My annoyance is gone now, and I can just listen and really appreciate how this music is making a difference for me, it really transformed my mood. I find myself reaching into my pocket for some change to give these guys. (Kind of silly to attempt retribution for making me feel good.)
But they’ve already passed by, hats-in-hand and are now waiting for the doors to open to proceed to their next gig. They don’t even have the heart to really engage with people, to locate and pick up the fruit their tree shaking just produced. Amazing.
I learned two things from this experience:
- First, it is possible for good to come from just going through the motions. Regardless of how you feel about the activity taking out the garbage does good in the world. I guess it’s the same for music, once you’re proficient at it. I would have thought that someone playing music half-heartedly, inauthentically could have never produced such a feeling in another, but that was clearly not the case for me.

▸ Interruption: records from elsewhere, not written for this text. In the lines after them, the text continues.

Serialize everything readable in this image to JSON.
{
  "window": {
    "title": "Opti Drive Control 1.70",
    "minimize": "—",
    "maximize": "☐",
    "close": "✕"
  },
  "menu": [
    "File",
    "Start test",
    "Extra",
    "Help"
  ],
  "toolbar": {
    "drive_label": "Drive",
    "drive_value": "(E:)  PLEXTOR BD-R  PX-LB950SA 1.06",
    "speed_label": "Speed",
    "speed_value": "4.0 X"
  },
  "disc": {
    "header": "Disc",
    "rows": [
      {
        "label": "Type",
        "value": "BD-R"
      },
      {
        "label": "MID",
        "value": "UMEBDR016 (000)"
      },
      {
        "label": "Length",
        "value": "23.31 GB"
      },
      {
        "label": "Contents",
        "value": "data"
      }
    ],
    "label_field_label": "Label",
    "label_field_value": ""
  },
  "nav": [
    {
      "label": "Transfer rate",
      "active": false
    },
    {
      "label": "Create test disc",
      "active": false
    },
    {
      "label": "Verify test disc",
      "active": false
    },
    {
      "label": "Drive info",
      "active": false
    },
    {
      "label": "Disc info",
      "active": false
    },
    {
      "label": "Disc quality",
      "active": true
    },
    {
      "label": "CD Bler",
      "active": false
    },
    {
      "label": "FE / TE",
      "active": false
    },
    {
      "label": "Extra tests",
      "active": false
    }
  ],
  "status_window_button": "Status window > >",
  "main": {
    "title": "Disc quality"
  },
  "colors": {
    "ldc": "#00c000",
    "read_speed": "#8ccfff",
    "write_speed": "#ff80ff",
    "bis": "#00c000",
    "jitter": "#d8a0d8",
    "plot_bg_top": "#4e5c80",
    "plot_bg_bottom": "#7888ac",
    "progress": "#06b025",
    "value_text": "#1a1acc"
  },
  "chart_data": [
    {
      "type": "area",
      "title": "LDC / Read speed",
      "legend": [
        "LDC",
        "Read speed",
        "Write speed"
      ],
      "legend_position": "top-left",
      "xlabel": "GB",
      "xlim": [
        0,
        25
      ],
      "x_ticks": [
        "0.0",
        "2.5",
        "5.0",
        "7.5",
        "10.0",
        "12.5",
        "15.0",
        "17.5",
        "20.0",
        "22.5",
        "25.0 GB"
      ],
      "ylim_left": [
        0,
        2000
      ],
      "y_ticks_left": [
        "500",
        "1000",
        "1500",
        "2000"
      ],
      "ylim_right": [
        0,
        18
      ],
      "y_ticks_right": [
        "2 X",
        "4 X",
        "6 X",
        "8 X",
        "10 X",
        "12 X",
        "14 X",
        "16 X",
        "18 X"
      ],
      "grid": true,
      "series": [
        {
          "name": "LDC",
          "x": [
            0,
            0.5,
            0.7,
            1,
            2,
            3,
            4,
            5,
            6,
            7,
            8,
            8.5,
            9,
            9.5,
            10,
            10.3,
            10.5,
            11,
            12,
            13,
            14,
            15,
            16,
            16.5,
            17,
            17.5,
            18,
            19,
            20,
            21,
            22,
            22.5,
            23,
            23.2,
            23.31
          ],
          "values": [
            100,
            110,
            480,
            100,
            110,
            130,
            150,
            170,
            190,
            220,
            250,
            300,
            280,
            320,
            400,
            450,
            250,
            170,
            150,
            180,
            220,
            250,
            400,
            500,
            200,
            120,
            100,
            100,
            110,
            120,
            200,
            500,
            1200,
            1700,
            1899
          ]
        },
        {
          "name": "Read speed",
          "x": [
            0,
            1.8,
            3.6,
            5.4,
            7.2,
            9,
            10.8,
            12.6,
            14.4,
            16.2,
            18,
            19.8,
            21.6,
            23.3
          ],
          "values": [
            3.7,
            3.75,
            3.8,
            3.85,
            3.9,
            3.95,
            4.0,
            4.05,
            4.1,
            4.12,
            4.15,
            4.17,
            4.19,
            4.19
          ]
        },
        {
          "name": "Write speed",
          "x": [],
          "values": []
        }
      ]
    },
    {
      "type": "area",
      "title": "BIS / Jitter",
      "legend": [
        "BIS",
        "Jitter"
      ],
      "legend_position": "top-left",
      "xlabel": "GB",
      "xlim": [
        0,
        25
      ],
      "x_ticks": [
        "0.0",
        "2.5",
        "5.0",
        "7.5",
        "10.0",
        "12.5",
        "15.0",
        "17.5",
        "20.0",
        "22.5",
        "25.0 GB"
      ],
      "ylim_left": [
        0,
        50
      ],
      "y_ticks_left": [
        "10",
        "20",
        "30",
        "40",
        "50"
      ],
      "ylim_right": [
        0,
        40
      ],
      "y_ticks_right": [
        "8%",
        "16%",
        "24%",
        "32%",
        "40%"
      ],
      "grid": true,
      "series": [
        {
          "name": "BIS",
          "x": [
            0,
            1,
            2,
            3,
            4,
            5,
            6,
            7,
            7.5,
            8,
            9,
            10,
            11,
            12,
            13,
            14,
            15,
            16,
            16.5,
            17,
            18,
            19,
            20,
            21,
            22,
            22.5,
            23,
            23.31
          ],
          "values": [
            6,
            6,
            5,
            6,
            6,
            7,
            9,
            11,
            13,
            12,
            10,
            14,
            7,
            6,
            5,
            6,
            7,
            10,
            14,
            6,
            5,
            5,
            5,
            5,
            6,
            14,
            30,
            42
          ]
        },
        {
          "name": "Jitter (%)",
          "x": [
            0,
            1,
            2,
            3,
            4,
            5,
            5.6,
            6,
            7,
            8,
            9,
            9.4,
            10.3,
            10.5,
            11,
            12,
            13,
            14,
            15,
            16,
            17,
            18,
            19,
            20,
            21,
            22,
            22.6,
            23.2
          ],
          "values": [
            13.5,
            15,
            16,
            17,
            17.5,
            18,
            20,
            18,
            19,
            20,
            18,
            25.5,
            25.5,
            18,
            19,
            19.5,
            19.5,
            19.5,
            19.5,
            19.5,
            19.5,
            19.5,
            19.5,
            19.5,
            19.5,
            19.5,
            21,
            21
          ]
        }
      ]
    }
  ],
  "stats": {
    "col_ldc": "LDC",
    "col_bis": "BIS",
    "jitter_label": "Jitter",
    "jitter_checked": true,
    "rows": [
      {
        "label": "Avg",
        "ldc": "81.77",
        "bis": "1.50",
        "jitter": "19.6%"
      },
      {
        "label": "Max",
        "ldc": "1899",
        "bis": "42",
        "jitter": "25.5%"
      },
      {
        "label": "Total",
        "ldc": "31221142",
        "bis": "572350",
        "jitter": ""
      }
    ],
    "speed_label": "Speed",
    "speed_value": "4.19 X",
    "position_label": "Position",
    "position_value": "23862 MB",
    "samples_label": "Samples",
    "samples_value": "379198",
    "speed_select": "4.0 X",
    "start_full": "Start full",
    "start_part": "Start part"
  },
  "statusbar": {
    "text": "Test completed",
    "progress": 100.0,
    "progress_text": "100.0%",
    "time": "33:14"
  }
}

- Second, Mexican music or at least this type of Mexican music makes me feel good, puts me in a happy upbeat mood. This is a great thing to learn as one of my fundamental practices is mood control.
I’m always observing my mood and seeking ways to alter it to one that has me be purposeful, cooperative, loving, friendly, optimistic etc.
There doesn’t seem to be a science to how this occurs and as this experience shows, some influence can bring you up or bring you down and there’s no explaining why – it just does. I just make a note of what brings my mood up and down and try to repeat the ones that bring me up, and avoid the ones that bring me down. I just put down Mexican music as something that brings me up.